We arranged for his shopping to be dropped at home after the incident, and are extremely sorry that this may have caused him distress.

One can view this statement as either:

1) An apology for the embarrassment caused to the customer when his neighbours realised that he was still shopping at Sainsbury’s. “Did you see that, our Ryan? What’s wrong with Waitrose – it’s good enough for us. He’s never been better than he should be, that Mr Trellis. And now he’s got the cheek to show off that bloody spider bite as well.” Sainsbury’s should at least have arranged to have his groceries placed in a Harrods’ bag prior to showing him up like that.

Or:

2) A paltry attempt at compensation. What will prompt Sainsbury’s to be more generous – a pensioner savaged by a pack of Coyotes in the baked bean aisle? A pre-school child contracting cholera in the organic yoghourt section? Gangs of marauding shelf-stackers randomly mugging pregnant mums in the shampoo section? “I am sorry, Mr Trellis, that you suffered a near-fatal accident as a result of our negligence, so we thought we would drop your shopping off for you. That will be £34.47 + £8.50 delivery (tip discretionary) – Are you saving your rewards?”

5 comments:

Anonymous said...

I see you finally have a pic of yourself up. It's nice to know that you're not so embarassed of how you look that you feel the need to hide it from your readers.

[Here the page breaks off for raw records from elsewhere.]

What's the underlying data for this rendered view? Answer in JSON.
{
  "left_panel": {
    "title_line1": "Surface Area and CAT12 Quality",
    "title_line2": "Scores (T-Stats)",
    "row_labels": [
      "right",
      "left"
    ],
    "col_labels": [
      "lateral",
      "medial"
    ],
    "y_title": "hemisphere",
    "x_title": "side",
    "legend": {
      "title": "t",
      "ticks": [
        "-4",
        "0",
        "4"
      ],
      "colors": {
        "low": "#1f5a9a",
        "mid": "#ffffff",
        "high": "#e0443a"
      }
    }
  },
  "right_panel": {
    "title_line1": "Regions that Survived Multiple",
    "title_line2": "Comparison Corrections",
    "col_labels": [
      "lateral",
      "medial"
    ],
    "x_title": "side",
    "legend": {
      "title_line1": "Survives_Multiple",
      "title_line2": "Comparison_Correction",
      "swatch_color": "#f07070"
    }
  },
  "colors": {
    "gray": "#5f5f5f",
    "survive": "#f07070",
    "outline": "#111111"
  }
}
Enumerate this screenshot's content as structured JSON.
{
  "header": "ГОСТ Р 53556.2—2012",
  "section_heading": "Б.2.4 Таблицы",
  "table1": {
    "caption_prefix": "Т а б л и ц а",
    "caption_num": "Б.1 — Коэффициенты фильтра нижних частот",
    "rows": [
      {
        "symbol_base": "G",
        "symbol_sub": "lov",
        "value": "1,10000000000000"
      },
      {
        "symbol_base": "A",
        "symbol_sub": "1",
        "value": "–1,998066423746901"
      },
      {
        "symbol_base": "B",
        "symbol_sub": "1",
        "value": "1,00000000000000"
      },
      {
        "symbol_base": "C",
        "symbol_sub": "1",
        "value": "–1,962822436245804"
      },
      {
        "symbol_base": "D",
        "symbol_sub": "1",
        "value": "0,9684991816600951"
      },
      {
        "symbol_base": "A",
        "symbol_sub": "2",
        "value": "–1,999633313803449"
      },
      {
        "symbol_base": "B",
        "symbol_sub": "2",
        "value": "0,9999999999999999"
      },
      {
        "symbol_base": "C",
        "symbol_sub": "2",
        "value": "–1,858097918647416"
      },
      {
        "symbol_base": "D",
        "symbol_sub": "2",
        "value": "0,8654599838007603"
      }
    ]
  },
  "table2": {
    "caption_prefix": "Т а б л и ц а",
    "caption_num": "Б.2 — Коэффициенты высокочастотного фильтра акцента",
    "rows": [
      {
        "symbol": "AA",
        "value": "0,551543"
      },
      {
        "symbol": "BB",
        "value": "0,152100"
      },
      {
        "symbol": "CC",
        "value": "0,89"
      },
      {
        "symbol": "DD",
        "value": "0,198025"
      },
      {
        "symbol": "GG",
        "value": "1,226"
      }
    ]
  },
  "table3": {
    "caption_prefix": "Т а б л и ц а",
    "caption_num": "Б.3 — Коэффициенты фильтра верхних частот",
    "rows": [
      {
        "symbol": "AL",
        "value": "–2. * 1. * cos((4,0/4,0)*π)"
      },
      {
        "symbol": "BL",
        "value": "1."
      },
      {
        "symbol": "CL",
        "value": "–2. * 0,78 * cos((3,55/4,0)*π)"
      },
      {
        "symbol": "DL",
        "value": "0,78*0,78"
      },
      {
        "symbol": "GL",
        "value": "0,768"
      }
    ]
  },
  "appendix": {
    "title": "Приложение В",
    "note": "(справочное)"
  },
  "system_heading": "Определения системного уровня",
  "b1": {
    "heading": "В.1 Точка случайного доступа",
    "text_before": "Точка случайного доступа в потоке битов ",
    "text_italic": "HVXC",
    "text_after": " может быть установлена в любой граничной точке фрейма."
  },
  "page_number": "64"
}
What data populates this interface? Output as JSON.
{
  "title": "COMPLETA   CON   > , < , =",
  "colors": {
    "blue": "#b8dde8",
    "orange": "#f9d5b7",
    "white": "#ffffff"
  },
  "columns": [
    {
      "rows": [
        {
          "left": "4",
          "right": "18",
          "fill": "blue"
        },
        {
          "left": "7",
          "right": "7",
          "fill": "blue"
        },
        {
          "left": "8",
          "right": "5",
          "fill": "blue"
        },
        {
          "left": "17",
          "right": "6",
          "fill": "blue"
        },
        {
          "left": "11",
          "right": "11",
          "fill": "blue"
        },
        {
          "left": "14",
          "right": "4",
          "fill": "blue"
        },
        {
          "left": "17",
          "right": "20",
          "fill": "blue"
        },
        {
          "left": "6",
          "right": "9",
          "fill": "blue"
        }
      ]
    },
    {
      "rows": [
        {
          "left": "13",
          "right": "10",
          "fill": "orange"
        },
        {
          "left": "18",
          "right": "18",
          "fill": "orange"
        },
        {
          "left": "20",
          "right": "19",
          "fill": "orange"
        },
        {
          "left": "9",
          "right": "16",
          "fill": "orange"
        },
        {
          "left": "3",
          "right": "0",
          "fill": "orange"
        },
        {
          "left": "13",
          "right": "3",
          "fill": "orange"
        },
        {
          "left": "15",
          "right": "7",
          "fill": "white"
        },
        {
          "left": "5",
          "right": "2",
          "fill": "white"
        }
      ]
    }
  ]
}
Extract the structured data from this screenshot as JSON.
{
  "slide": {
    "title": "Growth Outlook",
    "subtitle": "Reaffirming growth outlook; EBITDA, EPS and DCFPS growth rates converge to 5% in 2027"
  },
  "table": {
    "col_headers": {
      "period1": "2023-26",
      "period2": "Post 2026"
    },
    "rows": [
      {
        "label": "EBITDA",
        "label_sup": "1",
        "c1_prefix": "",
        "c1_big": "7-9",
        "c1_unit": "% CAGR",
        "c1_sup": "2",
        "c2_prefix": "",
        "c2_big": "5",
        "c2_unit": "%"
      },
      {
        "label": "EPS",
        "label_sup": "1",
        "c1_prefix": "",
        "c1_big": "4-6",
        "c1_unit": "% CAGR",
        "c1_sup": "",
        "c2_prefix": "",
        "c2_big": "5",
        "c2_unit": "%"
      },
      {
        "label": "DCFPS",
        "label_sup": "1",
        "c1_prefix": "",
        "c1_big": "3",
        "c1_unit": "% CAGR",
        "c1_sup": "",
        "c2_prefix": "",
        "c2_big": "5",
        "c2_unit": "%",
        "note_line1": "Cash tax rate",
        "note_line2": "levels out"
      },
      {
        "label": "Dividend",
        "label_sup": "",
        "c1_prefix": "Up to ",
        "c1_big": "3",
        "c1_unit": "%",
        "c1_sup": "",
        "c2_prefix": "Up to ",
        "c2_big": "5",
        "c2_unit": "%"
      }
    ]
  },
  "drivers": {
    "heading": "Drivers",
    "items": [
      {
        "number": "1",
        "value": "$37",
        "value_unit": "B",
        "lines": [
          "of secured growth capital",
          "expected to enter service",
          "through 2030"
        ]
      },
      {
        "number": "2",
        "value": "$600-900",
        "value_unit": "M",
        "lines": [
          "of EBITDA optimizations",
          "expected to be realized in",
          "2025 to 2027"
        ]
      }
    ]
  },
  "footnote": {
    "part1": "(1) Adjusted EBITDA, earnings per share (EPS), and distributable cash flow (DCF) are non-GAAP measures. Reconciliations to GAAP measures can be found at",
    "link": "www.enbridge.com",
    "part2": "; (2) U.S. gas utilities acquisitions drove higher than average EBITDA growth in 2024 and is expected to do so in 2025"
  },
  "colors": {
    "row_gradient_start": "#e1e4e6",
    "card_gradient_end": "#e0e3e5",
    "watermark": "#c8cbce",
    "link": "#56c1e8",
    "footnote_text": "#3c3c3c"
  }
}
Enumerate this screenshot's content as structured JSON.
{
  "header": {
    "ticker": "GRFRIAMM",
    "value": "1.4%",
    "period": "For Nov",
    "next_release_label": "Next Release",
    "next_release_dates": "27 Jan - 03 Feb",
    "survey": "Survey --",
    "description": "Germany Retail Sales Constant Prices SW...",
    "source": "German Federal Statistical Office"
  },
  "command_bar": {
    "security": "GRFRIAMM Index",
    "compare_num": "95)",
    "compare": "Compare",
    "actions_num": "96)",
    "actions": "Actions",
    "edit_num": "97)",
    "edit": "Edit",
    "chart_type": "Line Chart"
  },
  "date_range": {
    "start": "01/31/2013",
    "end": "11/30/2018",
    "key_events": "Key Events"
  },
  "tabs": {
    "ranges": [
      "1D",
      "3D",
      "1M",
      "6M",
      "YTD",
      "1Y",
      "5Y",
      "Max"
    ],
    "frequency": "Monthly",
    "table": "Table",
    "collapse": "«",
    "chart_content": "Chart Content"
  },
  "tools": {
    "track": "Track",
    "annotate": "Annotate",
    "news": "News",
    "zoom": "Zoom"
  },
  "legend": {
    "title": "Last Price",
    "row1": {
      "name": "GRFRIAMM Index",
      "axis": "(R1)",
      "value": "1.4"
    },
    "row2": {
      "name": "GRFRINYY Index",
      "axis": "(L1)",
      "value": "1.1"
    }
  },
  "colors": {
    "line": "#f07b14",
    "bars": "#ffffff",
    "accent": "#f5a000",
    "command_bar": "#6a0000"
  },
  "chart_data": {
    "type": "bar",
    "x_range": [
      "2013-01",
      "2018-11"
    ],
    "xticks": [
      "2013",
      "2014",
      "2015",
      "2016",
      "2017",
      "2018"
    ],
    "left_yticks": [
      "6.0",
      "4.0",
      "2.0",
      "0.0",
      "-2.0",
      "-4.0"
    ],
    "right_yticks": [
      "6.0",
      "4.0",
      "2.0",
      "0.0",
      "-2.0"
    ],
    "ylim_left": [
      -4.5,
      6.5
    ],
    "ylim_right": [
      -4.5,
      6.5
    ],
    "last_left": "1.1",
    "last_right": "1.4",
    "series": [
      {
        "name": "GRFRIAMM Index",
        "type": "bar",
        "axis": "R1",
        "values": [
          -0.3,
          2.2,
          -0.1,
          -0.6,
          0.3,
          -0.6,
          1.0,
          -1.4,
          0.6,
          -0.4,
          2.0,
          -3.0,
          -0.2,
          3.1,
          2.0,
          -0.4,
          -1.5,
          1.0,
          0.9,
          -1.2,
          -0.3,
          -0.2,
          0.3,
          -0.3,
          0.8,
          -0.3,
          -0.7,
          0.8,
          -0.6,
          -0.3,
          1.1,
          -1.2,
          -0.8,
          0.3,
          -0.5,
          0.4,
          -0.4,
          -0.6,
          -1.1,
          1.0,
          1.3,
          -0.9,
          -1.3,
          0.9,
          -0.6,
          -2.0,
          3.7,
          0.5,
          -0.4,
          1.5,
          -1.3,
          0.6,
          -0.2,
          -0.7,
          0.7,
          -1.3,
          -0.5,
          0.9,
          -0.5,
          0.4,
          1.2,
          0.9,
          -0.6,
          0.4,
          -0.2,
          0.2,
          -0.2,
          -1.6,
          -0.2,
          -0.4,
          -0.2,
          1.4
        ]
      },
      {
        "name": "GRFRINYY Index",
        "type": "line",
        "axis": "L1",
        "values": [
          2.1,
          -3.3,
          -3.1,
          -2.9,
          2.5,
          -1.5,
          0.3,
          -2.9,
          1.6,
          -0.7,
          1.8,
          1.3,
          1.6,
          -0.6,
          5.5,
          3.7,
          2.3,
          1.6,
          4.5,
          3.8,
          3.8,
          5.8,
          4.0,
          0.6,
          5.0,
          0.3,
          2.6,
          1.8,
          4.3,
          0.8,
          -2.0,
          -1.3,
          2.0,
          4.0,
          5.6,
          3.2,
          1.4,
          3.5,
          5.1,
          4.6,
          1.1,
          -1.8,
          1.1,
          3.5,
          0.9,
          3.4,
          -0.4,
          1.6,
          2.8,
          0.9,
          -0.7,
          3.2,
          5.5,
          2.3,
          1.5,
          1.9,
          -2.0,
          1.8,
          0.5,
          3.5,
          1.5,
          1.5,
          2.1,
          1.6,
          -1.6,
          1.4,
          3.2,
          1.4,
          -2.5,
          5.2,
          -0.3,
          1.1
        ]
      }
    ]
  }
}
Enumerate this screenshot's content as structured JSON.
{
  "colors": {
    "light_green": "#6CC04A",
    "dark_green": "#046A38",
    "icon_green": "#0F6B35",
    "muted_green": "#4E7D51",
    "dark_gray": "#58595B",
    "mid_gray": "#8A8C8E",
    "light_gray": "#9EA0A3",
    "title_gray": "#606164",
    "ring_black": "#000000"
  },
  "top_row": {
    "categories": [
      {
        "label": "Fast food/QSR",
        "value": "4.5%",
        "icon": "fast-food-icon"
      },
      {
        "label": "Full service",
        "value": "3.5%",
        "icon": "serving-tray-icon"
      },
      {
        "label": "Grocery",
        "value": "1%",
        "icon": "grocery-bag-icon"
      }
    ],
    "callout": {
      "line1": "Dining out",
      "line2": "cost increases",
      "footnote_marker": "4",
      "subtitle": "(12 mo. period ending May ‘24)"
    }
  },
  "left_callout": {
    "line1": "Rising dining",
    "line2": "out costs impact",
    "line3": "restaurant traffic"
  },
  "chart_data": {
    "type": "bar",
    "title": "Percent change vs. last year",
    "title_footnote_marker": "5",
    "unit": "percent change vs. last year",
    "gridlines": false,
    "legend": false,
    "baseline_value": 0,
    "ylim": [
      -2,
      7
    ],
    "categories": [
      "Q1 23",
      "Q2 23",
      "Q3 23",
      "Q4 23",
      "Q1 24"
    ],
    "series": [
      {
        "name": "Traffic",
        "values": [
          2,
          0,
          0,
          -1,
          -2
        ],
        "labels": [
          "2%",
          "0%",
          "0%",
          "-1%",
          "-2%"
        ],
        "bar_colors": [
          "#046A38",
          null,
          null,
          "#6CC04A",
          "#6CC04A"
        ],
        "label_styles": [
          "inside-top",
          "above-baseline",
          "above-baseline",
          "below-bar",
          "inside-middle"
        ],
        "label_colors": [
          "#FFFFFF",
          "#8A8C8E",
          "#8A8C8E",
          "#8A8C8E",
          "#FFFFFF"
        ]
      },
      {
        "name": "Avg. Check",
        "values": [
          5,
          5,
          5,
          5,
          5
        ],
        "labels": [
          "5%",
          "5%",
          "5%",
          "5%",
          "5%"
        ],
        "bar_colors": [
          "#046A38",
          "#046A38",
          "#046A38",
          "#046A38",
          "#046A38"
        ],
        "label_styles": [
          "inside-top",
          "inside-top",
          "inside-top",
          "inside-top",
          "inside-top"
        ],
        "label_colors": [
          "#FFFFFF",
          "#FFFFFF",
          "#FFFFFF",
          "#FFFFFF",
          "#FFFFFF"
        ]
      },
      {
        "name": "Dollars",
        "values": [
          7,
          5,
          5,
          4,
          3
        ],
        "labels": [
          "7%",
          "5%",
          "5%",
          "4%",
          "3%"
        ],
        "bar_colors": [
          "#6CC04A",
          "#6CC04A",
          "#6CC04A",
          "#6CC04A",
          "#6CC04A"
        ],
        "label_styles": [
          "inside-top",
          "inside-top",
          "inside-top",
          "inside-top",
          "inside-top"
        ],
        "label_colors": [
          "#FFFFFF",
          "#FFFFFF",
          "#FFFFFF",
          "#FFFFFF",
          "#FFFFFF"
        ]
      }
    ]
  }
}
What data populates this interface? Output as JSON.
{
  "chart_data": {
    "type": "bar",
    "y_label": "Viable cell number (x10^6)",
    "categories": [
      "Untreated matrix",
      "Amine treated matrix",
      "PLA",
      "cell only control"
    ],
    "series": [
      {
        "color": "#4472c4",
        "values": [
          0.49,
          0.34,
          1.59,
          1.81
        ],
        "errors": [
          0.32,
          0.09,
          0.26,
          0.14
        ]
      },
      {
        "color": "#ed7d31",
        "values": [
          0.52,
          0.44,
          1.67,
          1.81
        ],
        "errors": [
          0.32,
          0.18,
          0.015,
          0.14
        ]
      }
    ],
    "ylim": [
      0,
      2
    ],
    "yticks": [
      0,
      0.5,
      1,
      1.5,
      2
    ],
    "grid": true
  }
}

By the way, I have enjoyed your delicious fried chicken for many years, and I had no idea that you had ever lived in Kentucky, Mr. Sanders. Or should I address you as "colonel?"

Vicus Scurra said...

Yes Adam.
The likeness is uncanny.
I think I should rename this journal "Kentucky Kaliyuga Kronicles".
The KKK would make you feel right at home.

Anonymous said...

Personally, its clear to me that that you should rename the journal "Kraggy Island Kaliyuga Kronicles" as you are obviously Father Jack.
Drink.
Arse.
Feck.
Girls.
Etc.
Feel free to pop by my blog and abuse me - even your North Welsh reader has deserted me....

Vicus Scurra said...

That would be an ecumenical matter.

Anonymous said...

Seriously, it was rumored that before I moved here the KKK used an abandoned sewage treatment plant near my house as a secret meeting place. The facility was turned into a park, and the rumor is that it was done in order to scare them away.

Since then, I don't know where they've gone. From the looks of this picture, I would guess that it's somewhere in Canada. That would at least explain the lack of racial diversity in ice hockey.